In der Weltgeschichte gibt es Persönlichkeiten, die haben (vermeintlich) so Großes geschaffen, dass wir uns schwertun, das Wie zu begreifen. Uns fasziniert die Frage nach dem Genie hinter dem Werk–besonders in der Kunst. Was muss ein Mensch erlebt haben, um scheinbar aus dem Nichts Farblandschaften zu schaffen, die die Wirklichkeit übertreffen, Melodien zu komponieren, die das Herz berühren, Zeilen zu dichten, die unbeschreibliche Wahrheiten ausdrücken? Oft steckt die Lebensrealität der Künstler*innen hinter dem Spektakel ihrer Kunst zurück.
Trotzdem gibt es immer wieder Versuche, die „größte“ Geschichte jener Menschen zu erzählen: ihre eigene. Filme wie „Tolkien“ oder „Capote“ nehmen die Lebensgeschichte bekannter Schreibender und schaffen dort, wo sie nicht genügend Erzählstoff hergibt, eigene Legenden. Diese Behandlung wurde 2022 auch Emily Brontë zuteil. Die in der ersten Hälfte des 19. Jahrhunderts tätige Autorin verfasste in ihrem kurzen Leben nur einen Roman, der aber die Zeit überdauert hat: „Wuthering Heights“ (dt. „Sturmhöhe“).
Emily Brontë lebte recht zurückgezogen im Kreis ihrer Familie, Briefkorrespondenz ist nicht erhalten. Ihre Vita ist also verhältnismäßig unbekannt und bietet Regisseurin Frances O’Conner viel Interpretationsspielraum. Sie nutzt ihn, um eine Geschichte zu erzählen, die sich vieler Archetypen des Kostümdramas bedient: die andersartig-verkannte Protagonistin, der gestrenge Patriarch, die neidische Schwester, eine Liebe, die aus Antipathie entsteht. Doch gelingt es ihr, nicht in verklärende Nostalgie zu entschweben. Ihr Film mischt Drama, Romantik und Witz richtigen Verhältnis, um eine mal düstere, mal behagliche Stimmung zu schaffen, die sich weder in Leid noch Kitsch suhlt. An einer Stelle bricht die Erzählung sogar gänzlich aus dem Genre aus und entwickelt Horror-Anleihen.

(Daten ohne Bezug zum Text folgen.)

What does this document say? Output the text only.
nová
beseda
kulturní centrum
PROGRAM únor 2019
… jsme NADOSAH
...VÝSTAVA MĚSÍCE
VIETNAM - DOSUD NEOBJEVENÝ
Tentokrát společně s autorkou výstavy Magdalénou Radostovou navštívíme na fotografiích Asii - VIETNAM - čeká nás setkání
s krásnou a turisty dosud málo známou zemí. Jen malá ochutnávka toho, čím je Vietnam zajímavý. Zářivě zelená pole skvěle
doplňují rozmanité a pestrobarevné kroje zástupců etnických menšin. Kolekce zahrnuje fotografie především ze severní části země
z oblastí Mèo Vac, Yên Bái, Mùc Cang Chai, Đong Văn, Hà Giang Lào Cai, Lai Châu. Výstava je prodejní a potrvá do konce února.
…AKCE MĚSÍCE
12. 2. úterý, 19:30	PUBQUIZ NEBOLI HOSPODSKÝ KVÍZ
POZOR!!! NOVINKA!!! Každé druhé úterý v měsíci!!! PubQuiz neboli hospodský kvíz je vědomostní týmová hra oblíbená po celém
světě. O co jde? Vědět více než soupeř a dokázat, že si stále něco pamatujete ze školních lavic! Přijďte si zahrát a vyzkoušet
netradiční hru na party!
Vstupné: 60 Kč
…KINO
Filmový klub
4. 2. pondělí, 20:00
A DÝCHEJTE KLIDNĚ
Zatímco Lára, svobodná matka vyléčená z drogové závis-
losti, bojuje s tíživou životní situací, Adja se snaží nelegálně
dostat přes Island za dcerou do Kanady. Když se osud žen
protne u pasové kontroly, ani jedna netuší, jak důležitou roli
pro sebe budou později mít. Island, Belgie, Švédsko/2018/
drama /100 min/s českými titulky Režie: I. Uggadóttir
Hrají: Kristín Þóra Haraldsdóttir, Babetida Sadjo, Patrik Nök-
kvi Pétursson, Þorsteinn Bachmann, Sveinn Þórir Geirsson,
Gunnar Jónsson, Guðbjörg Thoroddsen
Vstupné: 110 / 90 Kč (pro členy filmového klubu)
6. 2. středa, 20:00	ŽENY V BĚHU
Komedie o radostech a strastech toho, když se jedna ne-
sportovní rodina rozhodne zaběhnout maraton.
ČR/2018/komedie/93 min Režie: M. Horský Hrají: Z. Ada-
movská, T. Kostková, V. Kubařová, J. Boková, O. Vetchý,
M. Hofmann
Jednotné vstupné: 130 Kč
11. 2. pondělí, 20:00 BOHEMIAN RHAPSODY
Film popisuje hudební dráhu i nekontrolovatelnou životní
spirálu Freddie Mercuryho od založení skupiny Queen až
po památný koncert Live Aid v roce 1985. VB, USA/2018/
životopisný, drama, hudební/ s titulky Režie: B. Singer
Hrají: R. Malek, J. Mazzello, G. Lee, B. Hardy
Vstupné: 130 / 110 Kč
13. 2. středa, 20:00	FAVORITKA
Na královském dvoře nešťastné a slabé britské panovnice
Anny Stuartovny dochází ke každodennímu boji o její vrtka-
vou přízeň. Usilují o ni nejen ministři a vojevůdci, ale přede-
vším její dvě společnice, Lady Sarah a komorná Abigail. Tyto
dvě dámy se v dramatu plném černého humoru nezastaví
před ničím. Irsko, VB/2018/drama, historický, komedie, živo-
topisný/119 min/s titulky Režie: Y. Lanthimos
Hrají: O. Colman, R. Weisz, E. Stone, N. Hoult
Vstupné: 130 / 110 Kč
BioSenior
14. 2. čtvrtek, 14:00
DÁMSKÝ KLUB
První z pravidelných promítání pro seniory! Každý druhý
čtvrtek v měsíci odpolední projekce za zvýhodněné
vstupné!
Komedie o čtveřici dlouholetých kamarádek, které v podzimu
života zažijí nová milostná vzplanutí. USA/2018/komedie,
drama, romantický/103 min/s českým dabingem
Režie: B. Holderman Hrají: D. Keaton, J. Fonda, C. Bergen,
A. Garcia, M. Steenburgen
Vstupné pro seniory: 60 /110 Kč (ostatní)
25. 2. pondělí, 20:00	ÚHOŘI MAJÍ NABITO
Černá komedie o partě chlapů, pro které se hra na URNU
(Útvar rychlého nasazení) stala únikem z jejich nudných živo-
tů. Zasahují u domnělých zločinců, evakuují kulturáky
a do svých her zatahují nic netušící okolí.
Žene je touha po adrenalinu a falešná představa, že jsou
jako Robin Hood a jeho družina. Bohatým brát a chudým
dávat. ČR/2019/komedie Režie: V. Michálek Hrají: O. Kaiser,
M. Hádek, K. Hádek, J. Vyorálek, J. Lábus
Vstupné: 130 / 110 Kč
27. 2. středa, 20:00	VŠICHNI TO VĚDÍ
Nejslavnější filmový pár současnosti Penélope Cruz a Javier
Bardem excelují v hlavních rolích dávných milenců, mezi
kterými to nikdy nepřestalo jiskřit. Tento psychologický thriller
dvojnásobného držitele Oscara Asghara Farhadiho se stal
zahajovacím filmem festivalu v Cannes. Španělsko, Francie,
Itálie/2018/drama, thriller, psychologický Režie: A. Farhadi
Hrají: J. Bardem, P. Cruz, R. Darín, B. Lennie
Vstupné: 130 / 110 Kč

Getragen wird die Geschichte genregemäß von ihren Charakteren und deren Beziehungen. Zum Glück überzeugt Emily als Protagonistin. Der Film meistert den Spagat zwischen Charakterentwicklung und Konsistenz. Trotz zahlreicher neuer Erfahrungen bleibt Emily ihrem zurückhaltenden Naturell bis zuletzt treu. Dass in ihr dennoch einiges an Witz und Einfallsreichtum steckt, wird durch die Dynamik mit ihren Geschwistern deutlich. Emilys Beziehungen zu den Schwestern Charlotte und Anne sowie dem Bruder Branwell erfahren im Handlungsverlauf regelmäßig Wandlungen und zählen zu den Highlights des Films. Weniger Faszination weckt die zentrale Liebesgeschichte, die zwar nett, aber nach konventionellem Muster dahinplätschert.
Dafür überzeugt die visuelle Ebene durchgehend. Gedreht wurde im ländlichen Yorkshire, der Film strotz vor wunderschönen nordenglischen Landschaften und verwitterten Steinbauten. Windumtoste Hügel und Gewitternächte untermalen die düster-romantische Atmosphäre. Selbst simple Einstellungen – etwa die symmetrische, durch eine Hüttentür gefilmte Aufnahme einer sich nähernden Emily – werden durch hervorragende Kameraarbeit aufgewertet. Ergänzt wird die Bildebene durch den Score Abel Korzeniowskis, der oft klassisch daherkommt, manchmal auch Experimente wagt – und im Intro des Tracks „I Shall Sing“ sogar an Amy Winehouse‘ „Back to Black“ erinnert.
Die einzig wahre Lebensgeschichte Emily Brontës erzählt der Film am Ende nicht. Dafür aber eine mögliche Geschichte, sauber geschrieben, wunderbar gefilmt und definitiv sehenswert.